On the numbers front, the ever active Cliff Adelman released, via the Institute for Higher Education Policy (IHEP), a new report titled The Spaces Between Numbers: Getting International Data on Higher Education Straight (November 2009). As the IHEP press release notes:

The research report, The Spaces Between Numbers: Getting International Data on Higher Education Straight, reveals that U.S. graduation rates remain comparable to those of other developed countries despite news stories about our nation losing its global competitiveness because of slipping college graduation rates. The only major difference—the data most commonly highlighted, but rarely understood—is the categorization of graduation rate data.
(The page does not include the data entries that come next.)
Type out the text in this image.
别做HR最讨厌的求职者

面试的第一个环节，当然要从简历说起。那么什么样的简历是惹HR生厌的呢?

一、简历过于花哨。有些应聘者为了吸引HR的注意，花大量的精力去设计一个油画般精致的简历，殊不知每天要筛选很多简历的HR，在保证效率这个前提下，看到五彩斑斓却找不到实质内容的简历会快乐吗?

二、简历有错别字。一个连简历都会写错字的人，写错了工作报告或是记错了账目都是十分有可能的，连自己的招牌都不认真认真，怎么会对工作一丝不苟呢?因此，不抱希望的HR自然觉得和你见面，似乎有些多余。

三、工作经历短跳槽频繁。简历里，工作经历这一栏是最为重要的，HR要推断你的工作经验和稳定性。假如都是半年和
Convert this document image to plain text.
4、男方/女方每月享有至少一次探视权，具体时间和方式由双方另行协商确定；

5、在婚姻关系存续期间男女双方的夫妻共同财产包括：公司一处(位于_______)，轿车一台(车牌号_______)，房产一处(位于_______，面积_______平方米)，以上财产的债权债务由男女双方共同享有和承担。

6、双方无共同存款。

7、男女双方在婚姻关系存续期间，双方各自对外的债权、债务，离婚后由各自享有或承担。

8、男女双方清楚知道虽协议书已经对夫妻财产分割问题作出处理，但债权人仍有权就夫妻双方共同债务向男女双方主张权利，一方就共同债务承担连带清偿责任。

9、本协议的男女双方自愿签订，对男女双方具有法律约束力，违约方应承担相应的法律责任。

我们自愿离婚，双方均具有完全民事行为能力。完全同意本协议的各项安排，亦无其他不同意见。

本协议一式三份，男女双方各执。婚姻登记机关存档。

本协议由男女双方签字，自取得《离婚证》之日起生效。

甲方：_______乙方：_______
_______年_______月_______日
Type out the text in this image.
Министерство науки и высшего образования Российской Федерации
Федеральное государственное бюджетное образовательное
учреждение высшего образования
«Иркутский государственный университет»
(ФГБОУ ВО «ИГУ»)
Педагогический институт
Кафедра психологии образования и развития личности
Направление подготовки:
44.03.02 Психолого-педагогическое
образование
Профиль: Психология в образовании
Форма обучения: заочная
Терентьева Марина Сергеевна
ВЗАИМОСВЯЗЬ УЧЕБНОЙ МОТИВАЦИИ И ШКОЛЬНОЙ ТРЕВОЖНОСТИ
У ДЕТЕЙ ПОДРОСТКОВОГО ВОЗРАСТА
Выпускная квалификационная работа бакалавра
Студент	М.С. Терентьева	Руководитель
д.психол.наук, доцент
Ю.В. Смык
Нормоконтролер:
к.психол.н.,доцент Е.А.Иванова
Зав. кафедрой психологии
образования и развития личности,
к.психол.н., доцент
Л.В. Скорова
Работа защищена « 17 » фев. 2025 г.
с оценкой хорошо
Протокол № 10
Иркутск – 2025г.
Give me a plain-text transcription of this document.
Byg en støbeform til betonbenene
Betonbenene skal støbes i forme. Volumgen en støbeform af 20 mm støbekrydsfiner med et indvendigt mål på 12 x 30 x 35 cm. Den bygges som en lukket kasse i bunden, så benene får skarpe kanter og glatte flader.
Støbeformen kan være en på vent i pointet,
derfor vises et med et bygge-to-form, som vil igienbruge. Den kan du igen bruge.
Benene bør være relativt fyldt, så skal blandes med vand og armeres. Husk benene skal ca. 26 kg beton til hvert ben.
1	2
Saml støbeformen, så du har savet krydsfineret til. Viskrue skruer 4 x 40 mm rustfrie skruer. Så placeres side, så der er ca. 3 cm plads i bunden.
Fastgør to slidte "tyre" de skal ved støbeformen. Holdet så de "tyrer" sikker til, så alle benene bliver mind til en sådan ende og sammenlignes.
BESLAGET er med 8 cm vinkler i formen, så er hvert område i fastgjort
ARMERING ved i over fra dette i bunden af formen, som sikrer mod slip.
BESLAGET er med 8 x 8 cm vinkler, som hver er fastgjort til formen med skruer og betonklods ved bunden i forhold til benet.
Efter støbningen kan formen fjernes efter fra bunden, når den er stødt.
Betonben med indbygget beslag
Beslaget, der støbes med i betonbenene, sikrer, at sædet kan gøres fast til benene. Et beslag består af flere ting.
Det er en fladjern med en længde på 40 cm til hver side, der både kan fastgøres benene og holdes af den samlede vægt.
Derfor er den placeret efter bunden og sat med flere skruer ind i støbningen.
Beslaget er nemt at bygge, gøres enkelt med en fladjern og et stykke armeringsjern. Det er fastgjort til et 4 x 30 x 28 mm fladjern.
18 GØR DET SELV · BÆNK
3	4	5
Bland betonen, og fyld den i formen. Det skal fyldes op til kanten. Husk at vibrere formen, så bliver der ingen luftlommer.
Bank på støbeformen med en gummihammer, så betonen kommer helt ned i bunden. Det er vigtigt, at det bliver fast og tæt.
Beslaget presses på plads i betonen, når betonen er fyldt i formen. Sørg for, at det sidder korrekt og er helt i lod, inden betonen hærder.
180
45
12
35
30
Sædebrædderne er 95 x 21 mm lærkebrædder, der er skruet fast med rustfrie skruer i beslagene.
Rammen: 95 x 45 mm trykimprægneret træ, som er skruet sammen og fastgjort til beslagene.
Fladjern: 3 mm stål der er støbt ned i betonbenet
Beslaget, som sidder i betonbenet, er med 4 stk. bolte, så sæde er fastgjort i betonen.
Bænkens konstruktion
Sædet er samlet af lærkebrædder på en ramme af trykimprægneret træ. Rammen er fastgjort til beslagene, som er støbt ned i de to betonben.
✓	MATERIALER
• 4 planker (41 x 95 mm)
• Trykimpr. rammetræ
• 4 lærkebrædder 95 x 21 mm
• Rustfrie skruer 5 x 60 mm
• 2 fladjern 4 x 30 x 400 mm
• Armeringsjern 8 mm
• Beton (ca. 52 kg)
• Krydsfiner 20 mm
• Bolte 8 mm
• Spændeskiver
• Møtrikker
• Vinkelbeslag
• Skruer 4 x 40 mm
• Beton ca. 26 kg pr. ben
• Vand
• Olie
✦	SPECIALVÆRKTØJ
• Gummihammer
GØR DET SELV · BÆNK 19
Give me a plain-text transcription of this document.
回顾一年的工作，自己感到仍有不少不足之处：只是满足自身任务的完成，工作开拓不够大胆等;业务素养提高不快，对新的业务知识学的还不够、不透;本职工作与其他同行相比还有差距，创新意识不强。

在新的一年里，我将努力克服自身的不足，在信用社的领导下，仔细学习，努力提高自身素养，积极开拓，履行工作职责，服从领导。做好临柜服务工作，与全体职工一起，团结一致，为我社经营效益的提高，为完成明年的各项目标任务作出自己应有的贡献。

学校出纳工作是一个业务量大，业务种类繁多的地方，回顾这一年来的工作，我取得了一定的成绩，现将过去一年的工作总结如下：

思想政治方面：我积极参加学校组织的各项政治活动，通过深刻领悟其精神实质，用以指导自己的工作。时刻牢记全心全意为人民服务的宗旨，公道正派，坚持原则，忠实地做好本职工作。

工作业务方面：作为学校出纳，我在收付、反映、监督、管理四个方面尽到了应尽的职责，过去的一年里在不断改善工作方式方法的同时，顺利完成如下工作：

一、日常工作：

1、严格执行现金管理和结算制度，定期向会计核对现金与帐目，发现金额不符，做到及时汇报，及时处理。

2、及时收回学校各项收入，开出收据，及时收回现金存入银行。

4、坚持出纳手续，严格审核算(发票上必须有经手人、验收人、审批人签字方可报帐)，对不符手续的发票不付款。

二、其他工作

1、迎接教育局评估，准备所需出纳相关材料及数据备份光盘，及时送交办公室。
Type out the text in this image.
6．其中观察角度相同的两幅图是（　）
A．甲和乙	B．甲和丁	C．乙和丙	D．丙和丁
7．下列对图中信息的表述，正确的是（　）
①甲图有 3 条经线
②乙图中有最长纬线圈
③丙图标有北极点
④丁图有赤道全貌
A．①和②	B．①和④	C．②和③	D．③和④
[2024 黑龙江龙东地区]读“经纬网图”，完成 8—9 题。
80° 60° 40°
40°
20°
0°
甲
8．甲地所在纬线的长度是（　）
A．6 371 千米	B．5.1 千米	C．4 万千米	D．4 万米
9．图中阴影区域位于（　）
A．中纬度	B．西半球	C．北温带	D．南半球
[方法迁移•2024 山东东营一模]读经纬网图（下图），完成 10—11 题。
The United States measures its attainment rates by “institution” while other developed nations measure their graduation rates by “system.”

The main target audience of this new report seems to be the OECD, though we (as users) of international higher ed data can all benefit from a good dig through the report. Adelman’s core objective is facilitating the creation of a new generation of indicators, indicators that are a lot more meaningful and policy-relevant than those that currently exist.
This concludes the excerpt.